An Introduction to Elizabeth A.I. Powell by Kristina Marie Darling


Elizabeth A.I. Powell is an exciting voice in contemporary literature. An acclaimed novelist as well a skilled poet, Powell showcases an enviable command of narrative, suspense, and dramatic tension in this gorgeously crafted sonnet crown. Perhaps it is Powell’s purposeful withholding, this deliberate and artful obscuring of plot elements, that creates such powerful momentum as the reader passed through the various rooms of her linked sequence.

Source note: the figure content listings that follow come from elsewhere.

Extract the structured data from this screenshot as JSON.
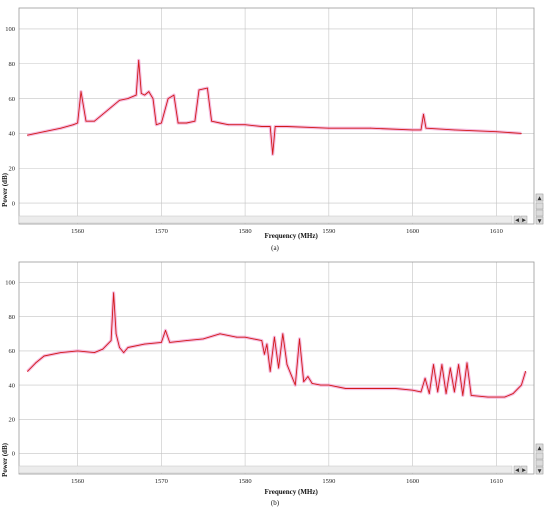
{
  "colors": {
    "trace": "#d21a1a",
    "trace_glow": "#f2a7d6",
    "grid": "#c4c4c4",
    "background": "#ffffff"
  },
  "icons": [
    "scroll-left-icon",
    "scroll-right-icon",
    "scroll-up-icon",
    "scroll-down-icon"
  ],
  "chart_data": [
    {
      "type": "line",
      "caption": "(a)",
      "xlabel": "Frequency (MHz)",
      "ylabel": "Power (dB)",
      "xlim": [
        1553,
        1614.5
      ],
      "ylim": [
        -12,
        112
      ],
      "xticks": [
        1560,
        1570,
        1580,
        1590,
        1600,
        1610
      ],
      "yticks": [
        0,
        20,
        40,
        60,
        80,
        100
      ],
      "grid": true,
      "series": [
        {
          "x": [
            1554,
            1556,
            1558,
            1559.5,
            1560,
            1560.4,
            1561,
            1562,
            1563,
            1564,
            1565,
            1566,
            1567,
            1567.3,
            1567.6,
            1568,
            1568.5,
            1569,
            1569.4,
            1570,
            1570.8,
            1571.5,
            1572,
            1573,
            1574,
            1574.5,
            1575.5,
            1576,
            1577,
            1578,
            1580,
            1582,
            1583,
            1583.3,
            1583.6,
            1585,
            1590,
            1595,
            1600,
            1601,
            1601.3,
            1601.6,
            1605,
            1610,
            1613
          ],
          "y": [
            39,
            41,
            43,
            45,
            46,
            64,
            47,
            47,
            51,
            55,
            59,
            60,
            62,
            82,
            63,
            62,
            64,
            60,
            45,
            46,
            60,
            62,
            46,
            46,
            47,
            65,
            66,
            47,
            46,
            45,
            45,
            44,
            44,
            28,
            44,
            44,
            43,
            43,
            42,
            42,
            51,
            43,
            42,
            41,
            40
          ]
        }
      ]
    },
    {
      "type": "line",
      "caption": "(b)",
      "xlabel": "Frequency (MHz)",
      "ylabel": "Power (dB)",
      "xlim": [
        1553,
        1614.5
      ],
      "ylim": [
        -12,
        112
      ],
      "xticks": [
        1560,
        1570,
        1580,
        1590,
        1600,
        1610
      ],
      "yticks": [
        0,
        20,
        40,
        60,
        80,
        100
      ],
      "grid": true,
      "series": [
        {
          "x": [
            1554,
            1555,
            1556,
            1558,
            1560,
            1562,
            1563,
            1564,
            1564.3,
            1564.6,
            1565,
            1565.5,
            1566,
            1568,
            1570,
            1570.5,
            1571,
            1573,
            1575,
            1577,
            1579,
            1580,
            1581,
            1582,
            1582.3,
            1582.6,
            1583,
            1583.5,
            1584,
            1584.5,
            1585,
            1586,
            1586.5,
            1587,
            1587.5,
            1588,
            1589,
            1590,
            1592,
            1595,
            1598,
            1600,
            1601,
            1601.5,
            1602,
            1602.5,
            1603,
            1603.5,
            1604,
            1604.5,
            1605,
            1605.5,
            1606,
            1606.5,
            1607,
            1609,
            1611,
            1612,
            1613,
            1613.5
          ],
          "y": [
            48,
            53,
            57,
            59,
            60,
            59,
            61,
            66,
            94,
            70,
            62,
            59,
            62,
            64,
            65,
            72,
            65,
            66,
            67,
            70,
            68,
            68,
            67,
            66,
            58,
            64,
            48,
            68,
            50,
            70,
            52,
            40,
            67,
            42,
            45,
            41,
            40,
            40,
            38,
            38,
            38,
            37,
            36,
            44,
            35,
            52,
            36,
            52,
            35,
            50,
            36,
            52,
            34,
            53,
            34,
            33,
            33,
            35,
            40,
            48
          ]
        }
      ]
    }
  ]
}
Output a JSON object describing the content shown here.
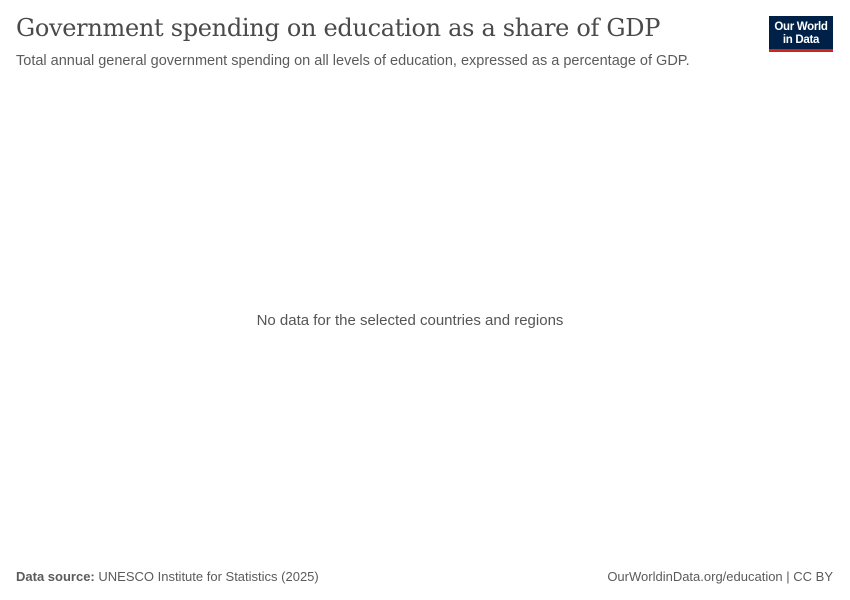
{
  "header": {
    "title": "Government spending on education as a share of GDP",
    "subtitle": "Total annual general government spending on all levels of education, expressed as a percentage of GDP.",
    "logo": {
      "line1": "Our World",
      "line2": "in Data",
      "bg_color": "#002147",
      "accent_color": "#ce261e"
    }
  },
  "chart_data": {
    "type": "line",
    "title": "Government spending on education as a share of GDP",
    "series": [],
    "message": "No data for the selected countries and regions"
  },
  "footer": {
    "source_label": "Data source:",
    "source_value": "UNESCO Institute for Statistics (2025)",
    "license": "OurWorldinData.org/education | CC BY"
  }
}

Indeed, Powell shows us that the techniques of fiction can work in tandem with inherited poetic forms, charged and surprising enjambments, and of course, her trademark lyricism,

Elizabeth A.I. Powell was born in New York City. She earned her BA from the University of Wisconsin, Madison, and her MFA from the Vermont College of Fine Arts. She is the author of the poetry collections The Republic of Self (2001), which won a New Issues Poetry Prize, and Willy Loman’s Reckless Daughter or Living Truthfully Under Imaginary Circumstances (2016), winner of an Anhinga-Robert Dana Prize for Poetry and a “Books We Love 2016” pick by the New Yorker.

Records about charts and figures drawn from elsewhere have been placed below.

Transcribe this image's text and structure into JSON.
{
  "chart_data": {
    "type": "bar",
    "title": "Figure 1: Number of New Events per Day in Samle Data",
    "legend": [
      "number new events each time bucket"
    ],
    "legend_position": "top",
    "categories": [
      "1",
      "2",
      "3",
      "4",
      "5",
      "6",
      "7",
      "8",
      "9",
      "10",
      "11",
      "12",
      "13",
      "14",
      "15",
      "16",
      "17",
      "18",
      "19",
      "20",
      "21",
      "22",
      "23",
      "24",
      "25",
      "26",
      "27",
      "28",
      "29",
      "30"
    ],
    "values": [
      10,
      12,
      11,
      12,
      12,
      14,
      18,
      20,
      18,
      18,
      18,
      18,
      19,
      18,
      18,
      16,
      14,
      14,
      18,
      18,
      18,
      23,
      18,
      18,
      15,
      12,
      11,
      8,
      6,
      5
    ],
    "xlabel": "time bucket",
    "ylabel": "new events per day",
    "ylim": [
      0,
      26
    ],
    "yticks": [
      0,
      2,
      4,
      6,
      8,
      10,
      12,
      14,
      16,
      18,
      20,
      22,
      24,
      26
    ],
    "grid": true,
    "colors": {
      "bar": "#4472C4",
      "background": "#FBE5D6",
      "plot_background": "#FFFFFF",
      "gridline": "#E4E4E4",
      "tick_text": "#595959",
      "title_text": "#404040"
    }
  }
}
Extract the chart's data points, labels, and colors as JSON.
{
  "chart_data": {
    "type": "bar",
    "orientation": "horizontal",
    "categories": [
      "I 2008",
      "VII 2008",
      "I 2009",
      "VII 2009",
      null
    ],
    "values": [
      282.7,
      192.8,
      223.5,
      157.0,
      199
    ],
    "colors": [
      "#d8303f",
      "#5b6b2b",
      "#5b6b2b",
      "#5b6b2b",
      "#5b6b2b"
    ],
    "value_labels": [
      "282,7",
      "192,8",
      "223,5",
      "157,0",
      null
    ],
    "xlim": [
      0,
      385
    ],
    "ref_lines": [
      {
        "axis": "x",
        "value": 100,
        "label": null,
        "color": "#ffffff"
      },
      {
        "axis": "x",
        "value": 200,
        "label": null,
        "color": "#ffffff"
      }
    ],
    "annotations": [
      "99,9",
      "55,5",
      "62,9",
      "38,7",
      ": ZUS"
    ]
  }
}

Powell is the recipient of a Pushcart Prize, a grant from the Vermont Arts Council, and a fellowship from Yaddo. An editor of Green Mountains Review, she is associate professor of writing and literature at Northern Vermont University and on the faculty of the low-residency MFA programs at the University of Nebraska, Omaha, and the Vermont College of Fine Arts.